If you’ve not been living under a rock lately, you should have noticed all those Blackberry Storm adverts that Vodafone is pushing lately, with over £1 million spent on promotion!
Anyway, I had a chance to have a quick play with the device at some random Vodafone store which was lucky enough to have one to demo with.
First impressions: very lovely looking device. 430×360 screen, bright, good definition.
Now, the main thing that everyone has been raving on about is the touchscreen, as this is a major departure for RIM who is known for their emphasis on messaging and physical QWERTY-based keypad phones. How does it play with just the screen alone?
The spring-mounted clicky screen (known in RIM’s marketing speak as SurePress) sounded very interesting when I first heard about it – it solves the issue of touchscreens lacking proper feedback, ignoring all that haptic feedback stuff. Press down, and the screen goes down, and clicks. Like a big button. Being capacitive, it is pretty sensitive to your fingertouch, but you cannot use styluses (or any other object) on this.

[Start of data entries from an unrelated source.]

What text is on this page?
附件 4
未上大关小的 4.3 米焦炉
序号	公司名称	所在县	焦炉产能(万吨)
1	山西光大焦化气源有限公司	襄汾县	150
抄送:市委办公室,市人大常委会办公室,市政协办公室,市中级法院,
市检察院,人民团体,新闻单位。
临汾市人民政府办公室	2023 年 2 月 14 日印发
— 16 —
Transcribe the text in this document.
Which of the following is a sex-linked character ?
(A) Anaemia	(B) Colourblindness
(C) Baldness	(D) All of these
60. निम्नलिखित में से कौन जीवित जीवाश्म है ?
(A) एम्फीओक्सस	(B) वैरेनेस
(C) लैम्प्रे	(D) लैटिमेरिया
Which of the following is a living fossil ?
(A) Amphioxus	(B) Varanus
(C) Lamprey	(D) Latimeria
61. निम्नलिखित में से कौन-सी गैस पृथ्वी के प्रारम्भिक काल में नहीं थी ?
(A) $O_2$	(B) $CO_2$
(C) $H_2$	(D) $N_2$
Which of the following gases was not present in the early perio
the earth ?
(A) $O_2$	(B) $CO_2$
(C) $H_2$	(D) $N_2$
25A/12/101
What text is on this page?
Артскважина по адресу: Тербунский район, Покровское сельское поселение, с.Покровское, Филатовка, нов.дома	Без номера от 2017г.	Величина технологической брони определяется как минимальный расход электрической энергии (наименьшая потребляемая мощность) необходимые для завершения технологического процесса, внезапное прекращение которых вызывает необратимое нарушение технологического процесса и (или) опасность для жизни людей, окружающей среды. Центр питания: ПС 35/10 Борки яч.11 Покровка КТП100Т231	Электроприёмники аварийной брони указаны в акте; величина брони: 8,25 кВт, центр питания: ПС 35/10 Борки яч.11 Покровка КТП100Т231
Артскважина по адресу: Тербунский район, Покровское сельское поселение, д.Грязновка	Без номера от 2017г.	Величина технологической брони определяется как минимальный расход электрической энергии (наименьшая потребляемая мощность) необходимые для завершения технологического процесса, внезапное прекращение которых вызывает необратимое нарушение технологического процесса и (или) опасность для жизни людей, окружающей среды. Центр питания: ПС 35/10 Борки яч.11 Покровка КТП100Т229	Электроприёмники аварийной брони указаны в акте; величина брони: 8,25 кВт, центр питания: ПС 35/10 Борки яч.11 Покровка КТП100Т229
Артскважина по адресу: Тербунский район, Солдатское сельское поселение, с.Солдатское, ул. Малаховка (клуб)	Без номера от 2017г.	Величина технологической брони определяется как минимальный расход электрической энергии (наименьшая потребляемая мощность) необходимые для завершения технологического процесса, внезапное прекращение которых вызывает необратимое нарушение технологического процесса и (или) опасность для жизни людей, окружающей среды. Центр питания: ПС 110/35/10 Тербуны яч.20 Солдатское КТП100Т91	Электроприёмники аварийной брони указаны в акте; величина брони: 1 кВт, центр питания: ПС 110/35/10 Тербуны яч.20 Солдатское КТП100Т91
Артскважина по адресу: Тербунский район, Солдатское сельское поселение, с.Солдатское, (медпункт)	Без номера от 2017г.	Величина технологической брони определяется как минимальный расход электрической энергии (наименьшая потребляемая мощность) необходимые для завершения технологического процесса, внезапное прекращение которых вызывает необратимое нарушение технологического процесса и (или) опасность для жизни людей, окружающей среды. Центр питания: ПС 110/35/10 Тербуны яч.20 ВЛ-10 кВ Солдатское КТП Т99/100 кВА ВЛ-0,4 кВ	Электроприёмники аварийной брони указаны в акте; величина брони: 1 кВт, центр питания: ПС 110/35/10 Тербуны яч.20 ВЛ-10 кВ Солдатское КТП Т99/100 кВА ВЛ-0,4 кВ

SurePress: I had my doubts before I demoed this – what happens when you want to use more than one fingers (like two thumbs) to type, like you would do on a normal physical keypad? Would you have to depress the screen before you can ‘type’ another letter (as Engadget thought), or does the Storm have some other trick up its metaphysical sleeve?
I found the touch feedback great for menus, navigation, general usage and dialling. Typing an email/note/whatever was more awkward, but it does still allow you to type reasonably quickly, given time to practise – when you press down to type a letter, the screen goes down, but you can still enter other letters without having to depress the screen. So it is still quite usable if you like your touchscreens.
I still find I make too many odd niggly mistakes when finger typing on touchscreen keyboards however, and the lack of error correction and letter feedback doesn’t help (it is hard to see which letter you are pressing at times). Personally, I would prefer a proper keypad, but you might like using the screen far more than me!
The rest of the phone – all quite standard – it does audio and video playback, various messenging apps, web browsing (still slow though), phone stuff!
There is one gripe though: the adverts mention ‘Designed for Vodafone’ (or Verizon) – so the phone comes with 3G, but no WiFi connectivity – guess who dictated this! If the Bold can do it, why not the Storm? Quite a poor move on Vodafone’s part, as all the other major smartphones come with WiFi as standard – very useful when there is no 3G connection available.
Nevertheless, it is very well built, and it spices up the choices available, but the OS does feel slow at times, and not entirely polished.
My conclusion? Nice to look at, nice to feel, not so great for me to use. The Vodafone rep I was speaking to made a good point: Bold for keyboard lovers, Storm for the media mad. (She loves her Samsung Omnia to bits, so she could claim to be relatively unbiased on the Blackberrys).